In the case of the severely disabled, an even wider range of problems is encountered, but most can be overcome with thoughtful planning. Many ingenious solutions are within the range of simple handyman skills.
"Tony's occupational therapist helped us evaluate our home, and we picked up helpful tips by talking with another family whose son had come home before Tony," Jim Schmiesing recalls.
"The occupational therapist began by telling us the minimal things we needed to do to care for Tony. It started with a home visit in which Tony, the family and the therapist met together to plan for Tony's homecoming. After that, it was a matter of finding ways to overcome problems as we encountered them."
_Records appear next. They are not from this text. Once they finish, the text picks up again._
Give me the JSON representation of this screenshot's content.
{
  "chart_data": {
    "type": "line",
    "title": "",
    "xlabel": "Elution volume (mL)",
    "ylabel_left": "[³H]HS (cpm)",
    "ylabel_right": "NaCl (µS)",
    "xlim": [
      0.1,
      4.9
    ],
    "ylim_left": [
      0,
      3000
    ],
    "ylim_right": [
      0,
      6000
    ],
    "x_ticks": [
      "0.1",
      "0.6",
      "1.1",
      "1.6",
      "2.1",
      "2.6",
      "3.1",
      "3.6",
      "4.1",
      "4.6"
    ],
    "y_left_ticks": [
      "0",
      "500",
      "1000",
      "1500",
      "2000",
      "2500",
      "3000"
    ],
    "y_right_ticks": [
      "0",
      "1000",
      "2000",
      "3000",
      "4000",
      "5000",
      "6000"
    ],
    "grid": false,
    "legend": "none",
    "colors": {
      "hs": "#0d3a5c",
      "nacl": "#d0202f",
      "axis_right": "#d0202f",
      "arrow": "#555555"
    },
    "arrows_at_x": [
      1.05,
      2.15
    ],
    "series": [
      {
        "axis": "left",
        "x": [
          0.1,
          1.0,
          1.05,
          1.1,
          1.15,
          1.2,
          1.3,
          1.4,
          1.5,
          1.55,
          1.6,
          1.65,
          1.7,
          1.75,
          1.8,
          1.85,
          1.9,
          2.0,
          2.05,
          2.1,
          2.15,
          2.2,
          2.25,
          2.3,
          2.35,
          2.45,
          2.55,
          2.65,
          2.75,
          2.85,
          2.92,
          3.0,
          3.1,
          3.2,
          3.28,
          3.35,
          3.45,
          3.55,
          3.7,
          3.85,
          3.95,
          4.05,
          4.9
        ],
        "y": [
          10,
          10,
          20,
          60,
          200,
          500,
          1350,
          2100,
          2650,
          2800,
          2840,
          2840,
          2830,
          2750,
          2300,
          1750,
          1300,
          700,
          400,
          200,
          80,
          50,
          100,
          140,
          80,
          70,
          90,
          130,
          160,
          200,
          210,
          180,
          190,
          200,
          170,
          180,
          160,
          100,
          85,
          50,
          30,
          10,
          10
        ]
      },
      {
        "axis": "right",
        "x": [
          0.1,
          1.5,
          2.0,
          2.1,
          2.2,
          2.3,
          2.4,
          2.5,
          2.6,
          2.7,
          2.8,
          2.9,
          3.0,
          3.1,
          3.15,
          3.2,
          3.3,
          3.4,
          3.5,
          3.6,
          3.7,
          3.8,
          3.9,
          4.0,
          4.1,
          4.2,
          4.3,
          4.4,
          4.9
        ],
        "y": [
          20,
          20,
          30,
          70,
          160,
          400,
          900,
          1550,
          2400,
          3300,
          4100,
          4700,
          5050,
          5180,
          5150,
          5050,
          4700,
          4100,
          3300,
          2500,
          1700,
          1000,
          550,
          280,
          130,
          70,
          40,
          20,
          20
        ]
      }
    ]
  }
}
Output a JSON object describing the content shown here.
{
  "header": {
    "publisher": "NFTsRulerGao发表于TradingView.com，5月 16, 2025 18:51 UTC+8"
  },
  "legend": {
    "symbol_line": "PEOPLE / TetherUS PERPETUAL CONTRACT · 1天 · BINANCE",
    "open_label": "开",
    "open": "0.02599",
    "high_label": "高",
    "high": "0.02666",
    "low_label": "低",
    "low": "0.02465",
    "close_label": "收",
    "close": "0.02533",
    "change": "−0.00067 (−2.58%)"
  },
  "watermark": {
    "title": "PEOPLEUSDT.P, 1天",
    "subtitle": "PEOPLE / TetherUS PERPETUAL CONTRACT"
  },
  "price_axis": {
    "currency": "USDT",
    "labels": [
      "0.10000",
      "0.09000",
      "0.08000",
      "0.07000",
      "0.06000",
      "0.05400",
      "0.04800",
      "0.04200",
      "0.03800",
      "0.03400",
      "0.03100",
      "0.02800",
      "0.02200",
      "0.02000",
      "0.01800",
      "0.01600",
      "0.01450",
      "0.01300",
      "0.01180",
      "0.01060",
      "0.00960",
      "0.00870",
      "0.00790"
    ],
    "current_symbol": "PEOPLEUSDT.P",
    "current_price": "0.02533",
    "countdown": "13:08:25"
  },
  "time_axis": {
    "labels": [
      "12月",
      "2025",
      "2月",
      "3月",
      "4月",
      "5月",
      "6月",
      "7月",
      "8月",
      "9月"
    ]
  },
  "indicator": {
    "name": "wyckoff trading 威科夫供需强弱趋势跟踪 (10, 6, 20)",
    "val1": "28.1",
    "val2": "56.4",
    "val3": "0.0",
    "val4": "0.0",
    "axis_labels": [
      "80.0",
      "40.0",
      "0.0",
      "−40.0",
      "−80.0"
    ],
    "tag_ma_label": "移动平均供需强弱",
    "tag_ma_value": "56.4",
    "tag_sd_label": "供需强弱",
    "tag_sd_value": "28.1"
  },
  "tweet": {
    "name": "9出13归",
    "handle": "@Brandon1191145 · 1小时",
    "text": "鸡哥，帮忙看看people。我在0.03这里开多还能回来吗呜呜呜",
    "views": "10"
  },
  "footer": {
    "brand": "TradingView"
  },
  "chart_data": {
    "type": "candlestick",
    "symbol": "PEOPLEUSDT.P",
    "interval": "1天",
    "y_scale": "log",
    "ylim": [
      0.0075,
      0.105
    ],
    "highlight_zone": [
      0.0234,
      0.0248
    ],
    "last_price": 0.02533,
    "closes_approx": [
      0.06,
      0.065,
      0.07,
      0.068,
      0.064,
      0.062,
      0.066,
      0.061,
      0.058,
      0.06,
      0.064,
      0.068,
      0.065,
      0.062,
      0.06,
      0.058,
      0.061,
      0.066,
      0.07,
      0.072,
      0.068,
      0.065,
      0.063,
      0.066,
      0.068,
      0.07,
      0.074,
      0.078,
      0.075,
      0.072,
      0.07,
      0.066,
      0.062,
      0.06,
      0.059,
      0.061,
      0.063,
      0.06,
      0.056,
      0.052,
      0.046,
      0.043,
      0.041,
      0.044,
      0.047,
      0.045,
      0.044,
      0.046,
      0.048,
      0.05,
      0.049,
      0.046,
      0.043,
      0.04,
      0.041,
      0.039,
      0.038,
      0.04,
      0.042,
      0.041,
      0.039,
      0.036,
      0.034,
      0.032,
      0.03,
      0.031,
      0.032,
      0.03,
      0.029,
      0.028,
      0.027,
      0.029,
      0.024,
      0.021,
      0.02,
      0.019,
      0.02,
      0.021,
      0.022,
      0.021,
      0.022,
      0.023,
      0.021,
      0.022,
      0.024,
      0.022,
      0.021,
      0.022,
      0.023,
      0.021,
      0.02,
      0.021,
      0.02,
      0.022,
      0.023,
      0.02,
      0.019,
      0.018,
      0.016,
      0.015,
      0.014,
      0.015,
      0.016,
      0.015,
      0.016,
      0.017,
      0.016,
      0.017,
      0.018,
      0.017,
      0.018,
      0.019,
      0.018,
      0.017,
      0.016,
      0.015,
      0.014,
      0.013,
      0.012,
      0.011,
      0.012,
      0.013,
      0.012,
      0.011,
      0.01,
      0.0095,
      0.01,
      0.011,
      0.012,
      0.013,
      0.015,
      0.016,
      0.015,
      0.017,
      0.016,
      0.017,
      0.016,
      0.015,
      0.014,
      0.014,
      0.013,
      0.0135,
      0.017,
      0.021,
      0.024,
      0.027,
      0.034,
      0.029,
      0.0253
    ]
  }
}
Jim Schmiesing offers this advice to families faced with similar challenges: "First, never give up hope for a cure. We have absolutely no idea what advances medicine will make tomorrow. Next, always be aware--there are so many little things that we can do. It just takes a heightened level of consciousness and concern for the disabled in our midst. Finally, remember that you don't need to buy expensive medically related stuff--most things are available in regular hardware stores."
Thinking back on the layout of that first home, Julie Schmiesing, who is now a realtor, reflects: "It was a great house, but after Tony's accident, it became impossible to live there. Nowadays, when I tour a house, one of the first things I think about is what it would be like if a handicapped person had to live in it."